On our side, hyperbole, loose logic, wild, untrue or exaggerated claims become the flagellants of undisciplined attitudes. Yet public attitudes do matter, even from an armchair perspective.
A more balanced approach helps, like the one given recently by New Mexico's term-limited Governor Bill Richardson, Energy Secretary and U.N. Ambassador during the Clinton Administration. He says five measures are needed for better relations with Latin America. One is a hemispheric accord on crime and violence, working like a domestic and international information network that shares intelligence on the illicit narcotics trade, illegal guns and human trafficking.

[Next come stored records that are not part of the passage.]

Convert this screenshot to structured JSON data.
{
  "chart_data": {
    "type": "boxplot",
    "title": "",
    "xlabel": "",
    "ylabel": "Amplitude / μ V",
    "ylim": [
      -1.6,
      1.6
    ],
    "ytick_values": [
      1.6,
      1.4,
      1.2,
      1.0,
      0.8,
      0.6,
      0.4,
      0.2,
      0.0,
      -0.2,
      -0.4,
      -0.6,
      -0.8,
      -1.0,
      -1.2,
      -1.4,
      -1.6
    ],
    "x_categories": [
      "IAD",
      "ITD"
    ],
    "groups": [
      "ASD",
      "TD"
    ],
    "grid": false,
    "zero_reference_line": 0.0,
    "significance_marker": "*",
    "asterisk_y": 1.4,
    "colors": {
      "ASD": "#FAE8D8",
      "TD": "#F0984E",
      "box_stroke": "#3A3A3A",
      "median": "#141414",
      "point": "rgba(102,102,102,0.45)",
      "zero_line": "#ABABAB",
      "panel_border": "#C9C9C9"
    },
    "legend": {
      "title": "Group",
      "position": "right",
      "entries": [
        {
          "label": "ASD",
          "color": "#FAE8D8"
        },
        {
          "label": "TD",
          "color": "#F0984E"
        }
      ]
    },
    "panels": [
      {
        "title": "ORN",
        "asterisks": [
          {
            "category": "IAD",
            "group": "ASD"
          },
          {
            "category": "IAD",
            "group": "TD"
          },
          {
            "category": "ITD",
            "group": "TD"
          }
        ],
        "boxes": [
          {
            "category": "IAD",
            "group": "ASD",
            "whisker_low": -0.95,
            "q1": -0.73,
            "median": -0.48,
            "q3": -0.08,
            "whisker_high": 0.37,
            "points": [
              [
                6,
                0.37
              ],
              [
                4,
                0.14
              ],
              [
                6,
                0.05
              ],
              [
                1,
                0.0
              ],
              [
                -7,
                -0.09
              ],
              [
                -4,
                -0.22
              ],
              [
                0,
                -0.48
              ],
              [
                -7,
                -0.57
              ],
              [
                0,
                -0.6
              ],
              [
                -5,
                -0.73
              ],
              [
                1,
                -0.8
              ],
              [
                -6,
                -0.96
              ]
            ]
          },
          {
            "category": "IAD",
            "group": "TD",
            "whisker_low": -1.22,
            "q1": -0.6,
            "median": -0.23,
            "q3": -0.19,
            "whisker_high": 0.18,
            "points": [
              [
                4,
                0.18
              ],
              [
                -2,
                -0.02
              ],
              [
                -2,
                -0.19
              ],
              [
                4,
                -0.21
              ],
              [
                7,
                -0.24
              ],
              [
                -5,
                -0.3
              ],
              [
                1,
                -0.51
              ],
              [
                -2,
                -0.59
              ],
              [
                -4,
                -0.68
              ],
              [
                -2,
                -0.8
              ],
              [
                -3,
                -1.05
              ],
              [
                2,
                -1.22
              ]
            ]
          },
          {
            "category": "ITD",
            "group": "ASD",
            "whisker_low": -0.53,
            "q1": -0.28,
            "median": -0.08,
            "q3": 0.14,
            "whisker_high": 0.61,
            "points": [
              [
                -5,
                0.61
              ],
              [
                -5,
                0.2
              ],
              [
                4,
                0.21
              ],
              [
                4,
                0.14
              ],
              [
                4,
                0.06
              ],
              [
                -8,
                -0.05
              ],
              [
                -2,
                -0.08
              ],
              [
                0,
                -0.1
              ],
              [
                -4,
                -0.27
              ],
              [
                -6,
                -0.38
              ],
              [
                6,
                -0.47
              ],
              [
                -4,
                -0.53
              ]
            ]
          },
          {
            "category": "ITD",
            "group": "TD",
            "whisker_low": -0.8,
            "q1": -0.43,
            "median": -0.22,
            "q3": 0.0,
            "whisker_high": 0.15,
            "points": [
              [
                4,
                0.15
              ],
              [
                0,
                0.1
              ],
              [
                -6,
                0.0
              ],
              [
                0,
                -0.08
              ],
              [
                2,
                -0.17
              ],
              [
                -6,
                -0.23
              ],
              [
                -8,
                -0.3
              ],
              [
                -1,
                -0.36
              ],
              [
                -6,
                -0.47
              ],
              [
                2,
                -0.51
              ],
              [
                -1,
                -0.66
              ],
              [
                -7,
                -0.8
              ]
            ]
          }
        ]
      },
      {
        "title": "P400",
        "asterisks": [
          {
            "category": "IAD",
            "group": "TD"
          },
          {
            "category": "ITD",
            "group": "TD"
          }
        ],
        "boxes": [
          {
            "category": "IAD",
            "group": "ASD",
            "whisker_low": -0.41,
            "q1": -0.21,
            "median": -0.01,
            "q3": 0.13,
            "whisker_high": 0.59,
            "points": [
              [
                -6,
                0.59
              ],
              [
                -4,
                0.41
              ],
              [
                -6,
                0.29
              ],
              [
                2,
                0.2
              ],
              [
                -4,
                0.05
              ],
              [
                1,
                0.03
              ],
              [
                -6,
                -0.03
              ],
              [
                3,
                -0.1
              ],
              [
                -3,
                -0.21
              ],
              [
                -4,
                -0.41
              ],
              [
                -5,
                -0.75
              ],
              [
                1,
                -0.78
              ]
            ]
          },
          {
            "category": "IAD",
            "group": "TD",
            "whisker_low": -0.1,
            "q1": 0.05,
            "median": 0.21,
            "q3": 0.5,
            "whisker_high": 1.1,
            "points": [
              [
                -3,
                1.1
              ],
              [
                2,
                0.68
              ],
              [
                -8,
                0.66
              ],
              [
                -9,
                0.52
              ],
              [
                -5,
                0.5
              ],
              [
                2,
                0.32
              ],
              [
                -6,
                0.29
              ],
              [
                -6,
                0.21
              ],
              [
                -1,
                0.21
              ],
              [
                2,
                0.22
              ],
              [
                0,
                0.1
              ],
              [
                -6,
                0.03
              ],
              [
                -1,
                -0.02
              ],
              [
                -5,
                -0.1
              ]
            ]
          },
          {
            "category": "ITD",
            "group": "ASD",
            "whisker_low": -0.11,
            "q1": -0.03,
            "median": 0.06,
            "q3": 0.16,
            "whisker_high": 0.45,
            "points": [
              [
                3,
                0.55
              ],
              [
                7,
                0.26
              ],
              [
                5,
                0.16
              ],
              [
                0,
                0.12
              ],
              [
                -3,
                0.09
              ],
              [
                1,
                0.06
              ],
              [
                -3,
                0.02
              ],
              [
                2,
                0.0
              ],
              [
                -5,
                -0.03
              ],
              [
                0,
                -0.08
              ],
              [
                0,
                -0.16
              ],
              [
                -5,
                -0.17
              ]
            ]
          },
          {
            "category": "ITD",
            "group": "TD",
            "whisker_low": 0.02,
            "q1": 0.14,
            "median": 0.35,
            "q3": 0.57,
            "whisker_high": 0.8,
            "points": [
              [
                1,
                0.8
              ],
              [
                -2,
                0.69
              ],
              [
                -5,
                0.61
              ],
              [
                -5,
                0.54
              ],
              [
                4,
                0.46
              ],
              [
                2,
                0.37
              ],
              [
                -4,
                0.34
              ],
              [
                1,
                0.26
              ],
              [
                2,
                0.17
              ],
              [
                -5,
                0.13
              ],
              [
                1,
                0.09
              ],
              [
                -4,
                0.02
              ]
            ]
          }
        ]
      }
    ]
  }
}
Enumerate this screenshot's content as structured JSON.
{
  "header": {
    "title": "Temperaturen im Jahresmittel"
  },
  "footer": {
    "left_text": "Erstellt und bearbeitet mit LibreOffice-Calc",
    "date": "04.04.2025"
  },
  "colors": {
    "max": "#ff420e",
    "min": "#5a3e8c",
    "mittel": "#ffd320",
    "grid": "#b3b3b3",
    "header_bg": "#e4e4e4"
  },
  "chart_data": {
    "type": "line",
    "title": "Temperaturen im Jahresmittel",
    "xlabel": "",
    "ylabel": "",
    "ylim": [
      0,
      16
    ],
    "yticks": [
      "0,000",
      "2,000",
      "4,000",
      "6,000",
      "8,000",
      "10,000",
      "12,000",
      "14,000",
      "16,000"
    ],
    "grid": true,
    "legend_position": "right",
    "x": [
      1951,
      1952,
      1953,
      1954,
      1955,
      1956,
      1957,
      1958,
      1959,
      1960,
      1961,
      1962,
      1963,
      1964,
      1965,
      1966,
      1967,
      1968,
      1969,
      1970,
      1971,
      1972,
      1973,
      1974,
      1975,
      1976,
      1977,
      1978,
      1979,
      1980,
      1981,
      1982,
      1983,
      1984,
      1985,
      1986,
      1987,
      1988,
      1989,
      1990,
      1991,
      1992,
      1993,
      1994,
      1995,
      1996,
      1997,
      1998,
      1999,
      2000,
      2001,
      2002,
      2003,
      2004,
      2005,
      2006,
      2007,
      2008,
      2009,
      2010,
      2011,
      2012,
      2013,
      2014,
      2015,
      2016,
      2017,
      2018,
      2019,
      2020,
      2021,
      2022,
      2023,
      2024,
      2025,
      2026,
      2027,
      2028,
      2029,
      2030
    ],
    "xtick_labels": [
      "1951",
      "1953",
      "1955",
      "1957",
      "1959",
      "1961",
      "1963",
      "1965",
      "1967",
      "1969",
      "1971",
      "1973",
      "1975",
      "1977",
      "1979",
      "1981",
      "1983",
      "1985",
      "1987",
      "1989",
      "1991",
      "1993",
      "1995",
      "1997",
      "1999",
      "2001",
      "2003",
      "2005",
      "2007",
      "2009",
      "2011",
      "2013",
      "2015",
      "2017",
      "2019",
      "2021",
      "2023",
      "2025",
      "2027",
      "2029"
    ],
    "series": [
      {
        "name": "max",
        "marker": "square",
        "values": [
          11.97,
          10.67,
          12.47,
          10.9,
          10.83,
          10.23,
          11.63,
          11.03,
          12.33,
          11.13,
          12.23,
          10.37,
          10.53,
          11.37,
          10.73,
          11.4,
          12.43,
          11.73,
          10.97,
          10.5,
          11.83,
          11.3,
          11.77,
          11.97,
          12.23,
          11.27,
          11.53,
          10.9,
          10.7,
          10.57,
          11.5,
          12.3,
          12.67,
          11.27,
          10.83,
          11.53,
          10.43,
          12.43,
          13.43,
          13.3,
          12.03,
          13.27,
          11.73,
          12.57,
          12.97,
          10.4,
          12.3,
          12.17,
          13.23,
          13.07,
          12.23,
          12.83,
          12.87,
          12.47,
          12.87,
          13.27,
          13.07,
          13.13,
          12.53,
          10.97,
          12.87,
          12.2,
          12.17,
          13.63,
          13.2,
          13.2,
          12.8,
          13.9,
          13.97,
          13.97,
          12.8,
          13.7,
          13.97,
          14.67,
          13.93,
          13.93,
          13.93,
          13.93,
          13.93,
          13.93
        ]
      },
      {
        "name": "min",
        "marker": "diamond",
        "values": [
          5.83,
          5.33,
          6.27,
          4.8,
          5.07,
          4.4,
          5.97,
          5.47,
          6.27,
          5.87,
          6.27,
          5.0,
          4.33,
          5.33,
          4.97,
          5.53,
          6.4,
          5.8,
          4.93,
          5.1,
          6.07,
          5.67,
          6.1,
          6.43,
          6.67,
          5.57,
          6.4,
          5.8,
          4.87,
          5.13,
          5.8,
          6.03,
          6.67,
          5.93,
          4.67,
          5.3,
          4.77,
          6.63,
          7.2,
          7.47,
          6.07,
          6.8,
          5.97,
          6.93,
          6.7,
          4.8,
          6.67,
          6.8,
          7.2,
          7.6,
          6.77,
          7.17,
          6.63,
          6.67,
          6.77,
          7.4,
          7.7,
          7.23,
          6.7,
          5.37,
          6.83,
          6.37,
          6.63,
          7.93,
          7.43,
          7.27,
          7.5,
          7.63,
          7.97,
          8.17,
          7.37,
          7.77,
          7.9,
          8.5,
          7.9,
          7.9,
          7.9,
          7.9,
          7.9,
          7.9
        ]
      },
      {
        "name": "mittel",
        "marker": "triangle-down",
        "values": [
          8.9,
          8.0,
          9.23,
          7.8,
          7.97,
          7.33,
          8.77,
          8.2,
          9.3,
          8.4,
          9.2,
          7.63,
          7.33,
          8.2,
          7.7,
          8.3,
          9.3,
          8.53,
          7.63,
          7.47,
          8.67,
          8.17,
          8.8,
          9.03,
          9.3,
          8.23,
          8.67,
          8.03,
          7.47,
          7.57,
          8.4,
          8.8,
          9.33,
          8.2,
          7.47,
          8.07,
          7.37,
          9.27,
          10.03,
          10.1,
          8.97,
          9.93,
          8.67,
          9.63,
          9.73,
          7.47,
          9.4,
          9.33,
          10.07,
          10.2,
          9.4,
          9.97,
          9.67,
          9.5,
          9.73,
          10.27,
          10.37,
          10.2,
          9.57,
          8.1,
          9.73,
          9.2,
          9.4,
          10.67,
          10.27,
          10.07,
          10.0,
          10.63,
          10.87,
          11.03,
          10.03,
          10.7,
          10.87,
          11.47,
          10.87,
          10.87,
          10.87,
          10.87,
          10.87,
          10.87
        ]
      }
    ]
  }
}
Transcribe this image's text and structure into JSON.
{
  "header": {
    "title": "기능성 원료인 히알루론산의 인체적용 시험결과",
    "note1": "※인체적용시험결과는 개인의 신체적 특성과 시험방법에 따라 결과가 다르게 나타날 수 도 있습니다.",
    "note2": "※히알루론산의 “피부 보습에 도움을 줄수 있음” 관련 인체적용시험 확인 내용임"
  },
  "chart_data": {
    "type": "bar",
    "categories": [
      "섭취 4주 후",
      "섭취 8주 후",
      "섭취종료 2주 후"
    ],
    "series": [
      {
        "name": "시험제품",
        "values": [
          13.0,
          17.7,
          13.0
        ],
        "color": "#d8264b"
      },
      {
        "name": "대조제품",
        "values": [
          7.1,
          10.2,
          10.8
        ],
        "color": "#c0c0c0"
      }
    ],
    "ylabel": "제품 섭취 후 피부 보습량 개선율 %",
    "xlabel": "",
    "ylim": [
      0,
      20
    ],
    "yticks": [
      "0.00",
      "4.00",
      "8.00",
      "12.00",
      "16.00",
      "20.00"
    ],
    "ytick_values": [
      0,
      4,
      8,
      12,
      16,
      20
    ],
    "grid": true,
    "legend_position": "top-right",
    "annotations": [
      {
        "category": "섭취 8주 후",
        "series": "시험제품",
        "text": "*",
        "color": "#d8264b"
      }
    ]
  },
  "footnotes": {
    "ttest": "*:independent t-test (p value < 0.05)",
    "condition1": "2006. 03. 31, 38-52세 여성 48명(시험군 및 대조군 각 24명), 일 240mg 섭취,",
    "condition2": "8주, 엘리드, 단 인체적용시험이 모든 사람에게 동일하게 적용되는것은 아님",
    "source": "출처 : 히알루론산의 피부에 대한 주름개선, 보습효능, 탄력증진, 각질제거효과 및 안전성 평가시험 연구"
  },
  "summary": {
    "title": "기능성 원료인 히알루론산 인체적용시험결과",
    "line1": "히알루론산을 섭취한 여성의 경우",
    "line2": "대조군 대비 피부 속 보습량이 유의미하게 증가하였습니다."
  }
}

Public understanding is also about having skin in the game. Ours is the fact that the United States exports $219 billion of goods to our southern neighbors, three times what it does to China. It's a stimulus program all its own. You would think we would have that tattooed to our brain in these times. And we should fault opinion leaders who fail to mention that illegal gun sales to the cartels and money laundering works directly to undermine our own economic stability, exports and job creation.
Richardson further says President Obama ought to lift the travel ban on Cuba, champion comprehensive immigration legislation (secure the borders, crack down on illegal hiring, start a path to legalization), form a new Alliance of Progress with Latin America, and promote free and fair trade agreements.
Latin America has become too important to the United States not to portray its complexity, prospects and importance properly. However, a gun battle in Zacatecas does not mean 106 million people are all shooting at each other full-time. They have enough to be fearful about without our added unfounded fears ladled on top of theirs.
Getting it right, and in the correct proportions, is important on our side, just as it is to the front-line journalists who already know it's a matter of life and death.